Western NC gains new jobs, increased healthcare capacity, expanded services despite pandemic

Healthcare, a critical economic driver in rural communities, is persevering through the pandemic thanks to partnerships, innovation, and practical leadership.

Prior to the COVID-19 pandemic, the Bakersville Community Medical Clinic, Inc. (BCMC), a regional health group, was experiencing tremendous growth in Mitchell and Yancey counties.

The healthcare team now stays in personal protective equipment (PPE) while at work to protect themselves and their patients.

Tim Evans, the director of grants and business development at BCMC, said the organization has learned a lot through this experience about how to better protect staff as well as patients during these unprecedented times.

“Most of our providers are working remotely,” Evans said. “We have a small staff including one provider working in each clinic. We have even had to work around internet issues and set up places to work remotely with access to internet for those that do not have it at home.”

Adapting to this unexpected global event was possible in part because of recent work to renovate the facilities, expand services, and upgrade equipment at the clinics.

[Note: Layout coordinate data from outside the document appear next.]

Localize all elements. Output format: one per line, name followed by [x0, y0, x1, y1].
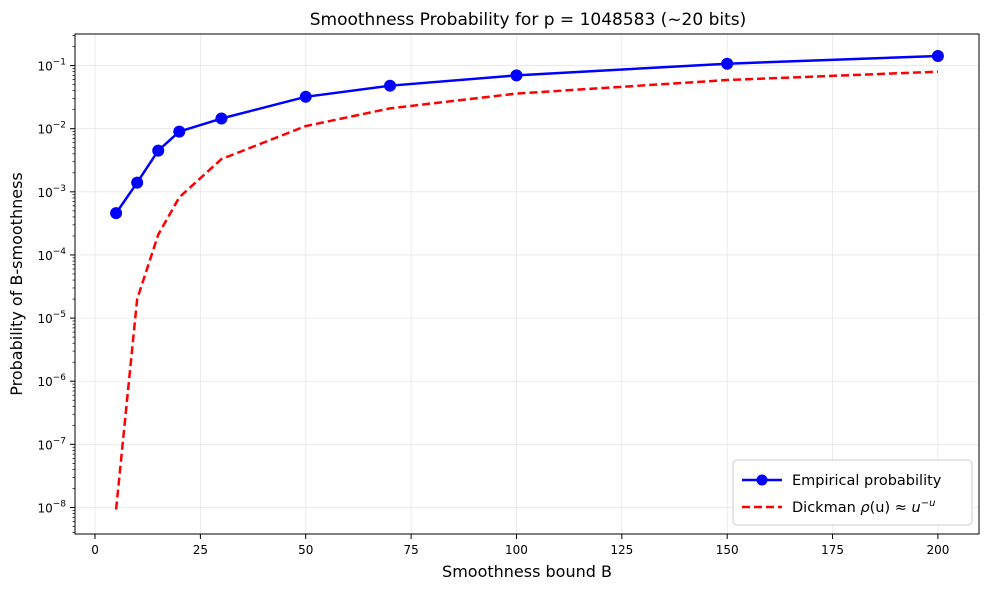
x-axis-ticks: 0 25 50 75 100 125 150 175 200: [91, 534, 949, 557]
y-tick-label: 10−7: [37, 436, 66, 452]
x-tick-label: 125: [610, 543, 633, 557]
y-axis-label: Probability of B-smoothness: [7, 172, 26, 396]
series-line-empirical: [115, 54, 938, 214]
legend-dickman-prefix: Dickman: [792, 500, 860, 516]
y-tick-label: 10−5: [37, 310, 66, 326]
legend-dickman-approx: ≈: [890, 500, 911, 516]
plot-frame: [74, 33, 980, 535]
y-tick-label: 10−3: [37, 184, 66, 200]
y-tick-label: 10−8: [37, 499, 66, 515]
grid: [75, 34, 979, 534]
empirical-point: [299, 90, 312, 103]
empirical-point: [931, 49, 944, 62]
series-layer: [110, 49, 944, 510]
empirical-point: [384, 79, 397, 92]
x-tick-label: 75: [403, 543, 418, 557]
legend-dickman-exp: −u: [921, 498, 936, 509]
empirical-point: [173, 125, 186, 138]
legend: Empirical probability Dickman ρ(u) ≈ u−u: [732, 459, 973, 526]
x-tick-label: 175: [821, 543, 844, 557]
y-tick-label: 10−4: [37, 247, 66, 263]
series-line-dickman: [114, 70, 938, 510]
empirical-point: [110, 207, 123, 220]
y-axis-ticks: 10−8 10−7 10−6 10−5 10−4 10−3 10−2 10−1: [37, 35, 75, 533]
empirical-point: [152, 144, 165, 157]
legend-empirical-label: Empirical probability: [792, 473, 942, 489]
x-axis-label: Smoothness bound B: [442, 562, 612, 581]
legend-dickman-label: Dickman ρ(u) ≈ u−u: [792, 498, 935, 516]
x-tick-label: 200: [926, 543, 949, 557]
x-tick-label: 50: [298, 543, 313, 557]
legend-box: [732, 459, 973, 526]
x-tick-label: 0: [91, 543, 99, 557]
empirical-point: [215, 112, 228, 125]
y-tick-label: 10−6: [37, 373, 66, 389]
x-tick-label: 25: [193, 543, 208, 557]
y-tick-label: 10−1: [37, 58, 66, 74]
legend-dickman-base: u: [911, 500, 920, 516]
y-tick-label: 10−2: [37, 121, 66, 137]
legend-dickman-rho: ρ: [860, 500, 870, 516]
empirical-point: [510, 69, 523, 82]
legend-empirical-marker: [756, 474, 768, 486]
empirical-point: [721, 57, 734, 70]
x-tick-label: 150: [716, 543, 739, 557]
legend-dickman-arg: (u): [870, 500, 891, 516]
empirical-point: [131, 176, 144, 189]
x-tick-label: 100: [505, 543, 528, 557]
chart-title: Smoothness Probability for p = 1048583 (…: [310, 10, 747, 30]
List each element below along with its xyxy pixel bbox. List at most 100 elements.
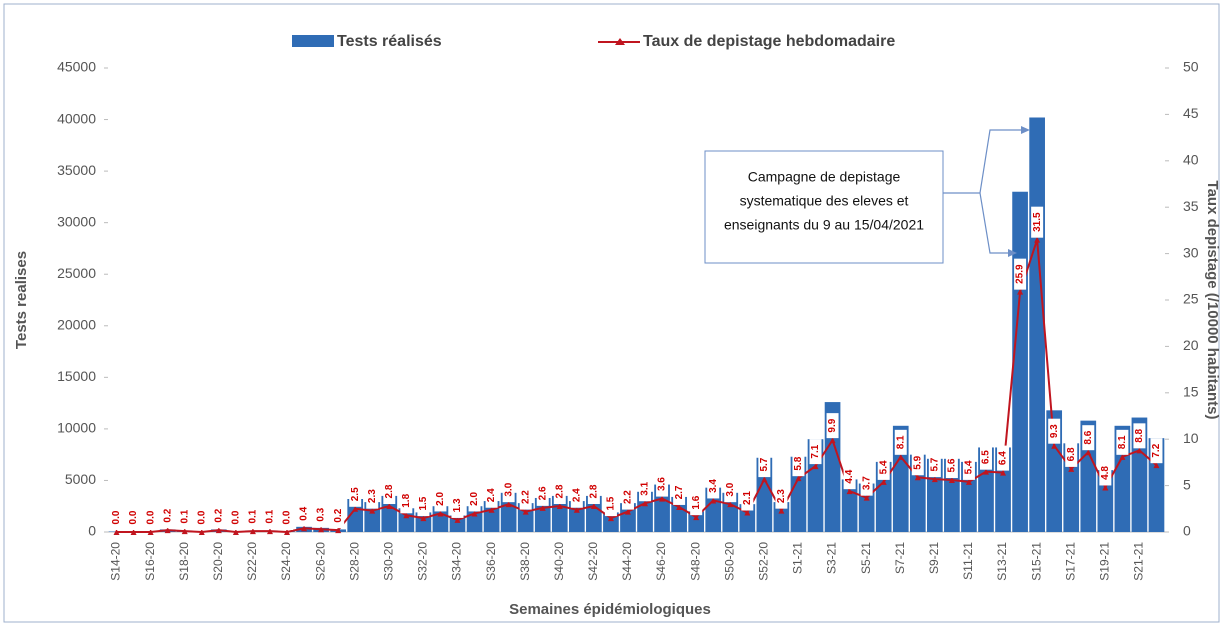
rate-marker (727, 501, 734, 508)
value-label-box (195, 505, 208, 530)
rate-marker (863, 494, 870, 501)
value-label: 9.9 (827, 418, 838, 432)
value-label-box (826, 413, 839, 439)
bar (1029, 117, 1045, 532)
value-label: 2.8 (384, 484, 395, 498)
value-label-box (587, 479, 600, 505)
value-label-box (962, 454, 975, 480)
value-label: 0.0 (111, 510, 122, 524)
x-tick-label: S22-20 (245, 542, 259, 581)
rate-marker (642, 500, 649, 507)
rate-marker (778, 507, 785, 514)
value-label: 1.6 (691, 495, 702, 509)
value-label-box (127, 505, 140, 530)
x-tick-label: S18-20 (177, 542, 191, 581)
value-label-box (298, 501, 311, 527)
value-label-box (1082, 425, 1095, 451)
value-label-box (911, 450, 924, 476)
legend-label: Taux de depistage hebdomadaire (643, 33, 895, 50)
y2-tick-label: 5 (1183, 476, 1191, 492)
value-label-box (263, 504, 276, 530)
value-label: 1.5 (418, 496, 429, 510)
value-label: 0.0 (128, 510, 139, 524)
y-tick-label: 40000 (57, 110, 96, 126)
value-label-box (1116, 429, 1129, 455)
x-tick-label: S21-21 (1132, 542, 1146, 581)
value-label: 0.2 (333, 508, 344, 522)
value-label: 6.4 (998, 451, 1009, 465)
x-tick-label: S42-20 (586, 542, 600, 581)
value-label-box (877, 454, 890, 480)
value-label: 6.8 (1066, 447, 1077, 461)
value-label: 0.2 (162, 508, 173, 522)
rate-marker (880, 478, 887, 485)
y-tick-label: 35000 (57, 162, 96, 178)
x-tick-label: S28-20 (347, 542, 361, 581)
x-tick-label: S48-20 (688, 542, 702, 581)
value-label-box (502, 477, 515, 503)
rate-marker (335, 527, 342, 534)
y2-axis-title: Taux depistage (/10000 habitants) (1204, 181, 1221, 420)
value-label: 0.1 (248, 509, 259, 523)
value-label: 5.6 (947, 458, 958, 472)
value-label-box (792, 451, 805, 477)
rate-marker (505, 501, 512, 508)
rate-marker (113, 529, 120, 535)
rate-marker (249, 528, 256, 535)
bar (1012, 191, 1028, 532)
value-label: 4.8 (1100, 466, 1111, 480)
value-label: 5.7 (929, 457, 940, 471)
rate-marker (573, 506, 580, 513)
value-label: 3.0 (725, 482, 736, 496)
value-label: 1.5 (606, 496, 617, 510)
value-label: 8.1 (1117, 435, 1128, 449)
value-label: 0.4 (299, 506, 310, 520)
x-tick-label: S16-20 (143, 542, 157, 581)
rate-marker (471, 510, 478, 517)
rate-marker (556, 503, 563, 510)
value-label-box (758, 452, 771, 478)
bar (705, 487, 722, 532)
value-label-box (485, 482, 498, 508)
rate-line (116, 239, 1158, 534)
value-label: 2.3 (367, 489, 378, 503)
value-label: 31.5 (1032, 212, 1043, 232)
rate-marker (914, 474, 921, 481)
value-label-box (621, 484, 634, 510)
value-label-box (229, 505, 242, 530)
value-label-box (945, 453, 958, 479)
value-label: 9.3 (1049, 424, 1060, 438)
value-label-box (332, 503, 345, 529)
rate-marker (1085, 449, 1092, 456)
value-label: 0.0 (282, 510, 293, 524)
rate-marker (181, 528, 188, 535)
rate-marker (301, 525, 308, 532)
rate-marker (846, 488, 853, 495)
rate-marker (948, 477, 955, 484)
value-label-box (928, 452, 941, 478)
value-label-box (707, 473, 720, 499)
rate-marker (1000, 469, 1007, 476)
value-label-box (1031, 206, 1044, 238)
x-tick-label: S15-21 (1029, 542, 1043, 581)
rate-marker (454, 516, 461, 523)
value-label: 2.0 (435, 492, 446, 506)
x-tick-label: S24-20 (279, 542, 293, 581)
value-label-box (843, 464, 856, 490)
value-label: 8.6 (1083, 430, 1094, 444)
value-label-box (997, 445, 1010, 471)
x-tick-label: S52-20 (757, 542, 771, 581)
x-tick-label: S36-20 (484, 542, 498, 581)
value-label-box (553, 479, 566, 505)
y2-tick-label: 20 (1183, 337, 1199, 353)
rate-marker (1119, 453, 1126, 460)
value-label: 2.1 (742, 491, 753, 505)
value-label: 3.6 (657, 477, 668, 491)
value-label-box (656, 471, 669, 497)
value-label-box (1133, 423, 1146, 449)
value-label-box (673, 479, 686, 505)
value-label: 8.8 (1134, 428, 1145, 442)
rate-marker (386, 503, 393, 510)
rate-marker (607, 515, 614, 522)
rate-marker (1153, 462, 1160, 469)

Golden LEAF awarded $150,000 for these renovations in 2019 because it enabled creation of 22 new jobs at these clinics in the medical, dental, and behavioral health fields. With BCMC’s expansion, and in collaboration with Mountain Area Health Education Corporation, the region’s professional medical workforce will receive training through teaching clinics and, ultimately, a rural residency program. In addition, BCMC will modify the opening of its new dental clinic in June to comply with new guidelines and maintain safety.

“The renovated spaces helped put these clinics into the 21st Century,” Evans said. “The new equipment and furniture is easier to clean and sanitize.”

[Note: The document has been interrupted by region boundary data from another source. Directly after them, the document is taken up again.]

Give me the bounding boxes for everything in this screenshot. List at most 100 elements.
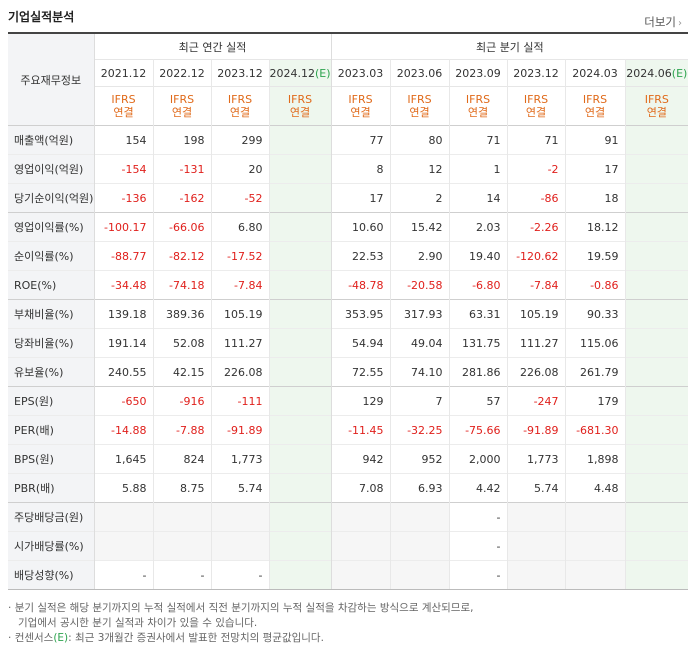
ifrs-label: IFRS xyxy=(407,93,432,106)
table-cell: 8 xyxy=(331,154,391,184)
table-cell: 8.75 xyxy=(153,473,212,503)
table-row: 영업이익(억원) -154 -131 20 8 12 1 -2 17 xyxy=(8,154,689,184)
table-cell xyxy=(625,531,689,561)
table-cell: 281.86 xyxy=(449,357,508,387)
table-cell xyxy=(269,125,332,155)
table-cell: 12 xyxy=(390,154,450,184)
period-header-row: 2021.12 2022.12 2023.12 2024.12(E) 2023.03 20… xyxy=(8,59,689,87)
ifrs-label: IFRS xyxy=(523,93,549,106)
table-cell xyxy=(625,270,689,300)
table-cell: 5.74 xyxy=(507,473,566,503)
table-cell: 131.75 xyxy=(449,328,508,358)
table-cell: 4.48 xyxy=(565,473,626,503)
table-cell: -7.84 xyxy=(507,270,566,300)
accounting-standard: IFRS 연결 xyxy=(565,86,626,126)
table-cell: 942 xyxy=(331,444,391,474)
table-cell: -20.58 xyxy=(390,270,450,300)
table-cell: 2,000 xyxy=(449,444,508,474)
table-row: EPS(원) -650 -916 -111 129 7 57 -247 179 xyxy=(8,386,689,416)
ifrs-label: IFRS xyxy=(227,93,253,106)
table-cell xyxy=(211,531,270,561)
annual-period: 2021.12 xyxy=(94,59,154,87)
quarterly-period: 2024.06(E) xyxy=(625,59,689,87)
table-cell xyxy=(565,531,626,561)
table-cell: 299 xyxy=(211,125,270,155)
table-cell: 105.19 xyxy=(211,299,270,329)
table-cell xyxy=(269,560,332,590)
accounting-standard: IFRS 연결 xyxy=(211,86,270,126)
accounting-standard: IFRS 연결 xyxy=(153,86,212,126)
table-cell xyxy=(625,154,689,184)
table-cell xyxy=(331,560,391,590)
table-cell: 91 xyxy=(565,125,626,155)
quarterly-period: 2023.09 xyxy=(449,59,508,87)
annual-period: 2023.12 xyxy=(211,59,270,87)
table-cell: 139.18 xyxy=(94,299,154,329)
bullet: · xyxy=(8,632,12,644)
table-cell xyxy=(565,560,626,590)
table-cell xyxy=(625,415,689,445)
table-row: 주당배당금(원) - xyxy=(8,502,689,532)
row-label: EPS(원) xyxy=(8,386,95,416)
consolidated-label: 연결 xyxy=(289,106,311,119)
table-cell xyxy=(94,502,154,532)
table-cell xyxy=(625,183,689,213)
row-label: 영업이익률(%) xyxy=(8,212,95,242)
table-cell: 261.79 xyxy=(565,357,626,387)
accounting-standard: IFRS 연결 xyxy=(331,86,391,126)
footnote-line1: 분기 실적은 해당 분기까지의 누적 실적에서 직전 분기까지의 누적 실적을 … xyxy=(14,602,474,614)
table-cell xyxy=(507,531,566,561)
table-cell: - xyxy=(94,560,154,590)
table-cell: 57 xyxy=(449,386,508,416)
table-cell: -91.89 xyxy=(507,415,566,445)
ifrs-label: IFRS xyxy=(348,93,373,106)
table-cell xyxy=(390,502,450,532)
table-cell xyxy=(153,502,212,532)
period-label: 2022.12 xyxy=(159,66,205,80)
quarterly-period: 2023.12 xyxy=(507,59,566,87)
table-cell: 5.88 xyxy=(94,473,154,503)
period-label: 2024.12 xyxy=(269,66,316,80)
consolidated-label: 연결 xyxy=(171,106,193,119)
table-cell xyxy=(625,241,689,271)
table-cell xyxy=(625,473,689,503)
table-cell xyxy=(269,386,332,416)
table-cell: 42.15 xyxy=(153,357,212,387)
table-cell: -52 xyxy=(211,183,270,213)
table-cell: 18.12 xyxy=(565,212,626,242)
table-cell: 71 xyxy=(507,125,566,155)
table-cell: 2.90 xyxy=(390,241,450,271)
footnote-quarterly: · 분기 실적은 해당 분기까지의 누적 실적에서 직전 분기까지의 누적 실적… xyxy=(8,601,473,631)
table-row: ROE(%) -34.48 -74.18 -7.84 -48.78 -20.58 -6.80… xyxy=(8,270,689,300)
table-cell: 389.36 xyxy=(153,299,212,329)
table-cell: 22.53 xyxy=(331,241,391,271)
table-cell xyxy=(269,328,332,358)
table-cell: -2.26 xyxy=(507,212,566,242)
period-label: 2024.03 xyxy=(572,66,618,80)
table-cell: 6.93 xyxy=(390,473,450,503)
row-label: 당기순이익(억원) xyxy=(8,183,95,213)
row-label: 유보율(%) xyxy=(8,357,95,387)
group-header-row: 주요재무정보 최근 연간 실적 최근 분기 실적 xyxy=(8,32,689,126)
ifrs-label: IFRS xyxy=(111,93,136,106)
table-cell: -136 xyxy=(94,183,154,213)
table-row: 시가배당률(%) - xyxy=(8,531,689,561)
table-cell: 1,898 xyxy=(565,444,626,474)
table-cell xyxy=(269,473,332,503)
table-cell xyxy=(565,502,626,532)
table-row: 유보율(%) 240.55 42.15 226.08 72.55 74.10 281.86 2… xyxy=(8,357,689,387)
table-cell xyxy=(269,241,332,271)
table-cell xyxy=(625,328,689,358)
period-label: 2023.12 xyxy=(513,66,559,80)
table-cell xyxy=(390,531,450,561)
financial-summary-table: 주요재무정보 최근 연간 실적 최근 분기 실적 2021.12 2022.12 2023… xyxy=(8,32,689,590)
more-link[interactable]: 더보기 › xyxy=(644,14,682,30)
table-cell: -17.52 xyxy=(211,241,270,271)
table-cell: 111.27 xyxy=(211,328,270,358)
table-cell: 952 xyxy=(390,444,450,474)
table-cell xyxy=(625,299,689,329)
annual-group-label: 최근 연간 실적 xyxy=(94,32,332,60)
table-cell: 2 xyxy=(390,183,450,213)
table-cell: -6.80 xyxy=(449,270,508,300)
table-cell xyxy=(507,560,566,590)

Patients who need to be tested for COVID-19 are seen in the parking lot to keep the inside of the clinic from being compromised.

Due to the pandemic, these clinics have adapted to provide alternative solutions to services by changing hours for in-person visits, meeting via telehealth or even setting up appointments in the parking lot.

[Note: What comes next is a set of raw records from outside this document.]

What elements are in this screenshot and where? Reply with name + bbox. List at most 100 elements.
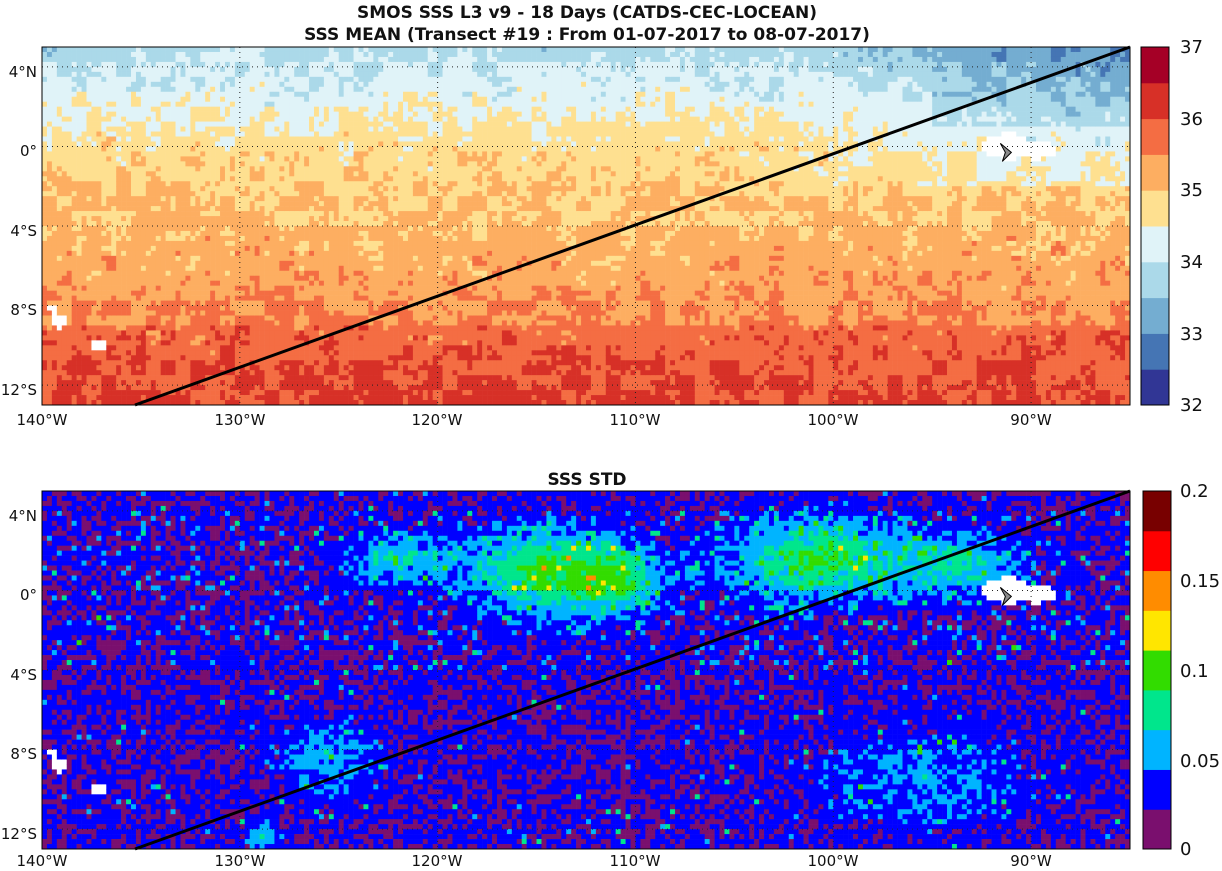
mean-map-cell [304,395,309,400]
mean-map-cell [289,311,294,316]
mean-map-cell [304,146,309,151]
mean-map-cell [131,375,136,380]
mean-map-cell [52,171,57,176]
mean-map-cell [309,360,314,365]
mean-map-cell [126,161,131,166]
mean-map-cell [279,266,284,271]
mean-map-cell [373,365,378,370]
mean-map-cell [47,127,52,132]
mean-map-cell [42,350,47,355]
mean-map-cell [91,206,96,211]
mean-map-cell [121,102,126,107]
mean-map-cell [200,166,205,171]
mean-map-cell [314,296,319,301]
mean-map-cell [299,246,304,251]
mean-map-cell [77,47,82,52]
mean-map-cell [324,350,329,355]
mean-map-cell [96,107,101,112]
mean-map-cell [304,306,309,311]
mean-map-cell [284,171,289,176]
mean-map-cell [176,87,181,92]
mean-map-cell [289,231,294,236]
mean-map-cell [166,286,171,291]
mean-map-cell [106,266,111,271]
mean-map-cell [87,251,92,256]
mean-map-cell [195,122,200,127]
mean-map-cell [274,271,279,276]
mean-map-cell [77,82,82,87]
mean-map-cell [354,132,359,137]
mean-map-cell [255,146,260,151]
mean-map-cell [294,276,299,281]
mean-map-cell [378,281,383,286]
mean-map-cell [210,132,215,137]
mean-map-cell [87,117,92,122]
mean-map-cell [131,335,136,340]
mean-map-cell [319,137,324,142]
mean-map-cell [156,72,161,77]
mean-map-cell [215,311,220,316]
mean-map-cell [314,246,319,251]
mean-map-cell [324,221,329,226]
mean-map-cell [309,72,314,77]
mean-map-cell [185,355,190,360]
mean-map-cell [185,221,190,226]
mean-map-cell [304,385,309,390]
mean-map-cell [299,117,304,122]
mean-map-cell [121,196,126,201]
mean-map-cell [190,291,195,296]
mean-map-cell [166,360,171,365]
mean-map-cell [77,132,82,137]
mean-map-cell [368,211,373,216]
mean-map-cell [87,355,92,360]
mean-map-cell [339,77,344,82]
mean-map-cell [121,271,126,276]
mean-map-cell [111,360,116,365]
mean-map-cell [57,355,62,360]
mean-map-cell [180,231,185,236]
mean-map-cell [378,107,383,112]
mean-map-cell [368,107,373,112]
mean-map-cell [146,311,151,316]
mean-map-cell [378,340,383,345]
mean-map-cell [82,286,87,291]
mean-map-cell [57,67,62,72]
mean-map-cell [299,296,304,301]
mean-map-cell [245,375,250,380]
mean-map-cell [329,261,334,266]
mean-map-cell [279,201,284,206]
mean-map-cell [349,181,354,186]
mean-map-cell [334,355,339,360]
mean-map-cell [82,216,87,221]
mean-map-cell [156,360,161,365]
mean-map-cell [378,122,383,127]
mean-map-cell [210,196,215,201]
mean-map-cell [324,301,329,306]
mean-map-cell [151,216,156,221]
mean-map-cell [255,375,260,380]
mean-map-cell [250,127,255,132]
mean-map-cell [220,286,225,291]
mean-map-cell [47,276,52,281]
mean-map-cell [180,156,185,161]
mean-map-cell [136,161,141,166]
mean-map-cell [344,141,349,146]
mean-map-cell [190,186,195,191]
mean-map-cell [42,256,47,261]
mean-map-cell [289,206,294,211]
mean-map-cell [334,206,339,211]
mean-map-cell [146,62,151,67]
mean-map-cell [47,67,52,72]
mean-map-cell [156,330,161,335]
mean-map-cell [111,316,116,321]
mean-map-cell [67,236,72,241]
mean-map-cell [136,301,141,306]
mean-map-cell [131,171,136,176]
mean-map-cell [52,226,57,231]
mean-map-cell [190,281,195,286]
mean-map-cell [180,345,185,350]
mean-map-cell [274,216,279,221]
mean-map-cell [240,226,245,231]
mean-map-cell [91,137,96,142]
mean-map-cell [274,156,279,161]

“We hold well-child clinics in the morning after the office has been cleaned overnight,” Evans said. “Everyone’s temperature is taken before entering the clinic. We keep patients out of the clinic with as many virtual visits by telephone as possible. We test for COVID-19 in the parking lot at the end of the day.”

While BCMC’s future is certainly exciting, the way it has adapted and responded to the current climate is nothing short of heroic. The changes have been dramatic, decisive, innovative, and necessary. Thanks to practical leadership, strong partnerships, and a commitment to the region, BCMC has responded swiftly to current conditions without losing sight of its bright future in the community.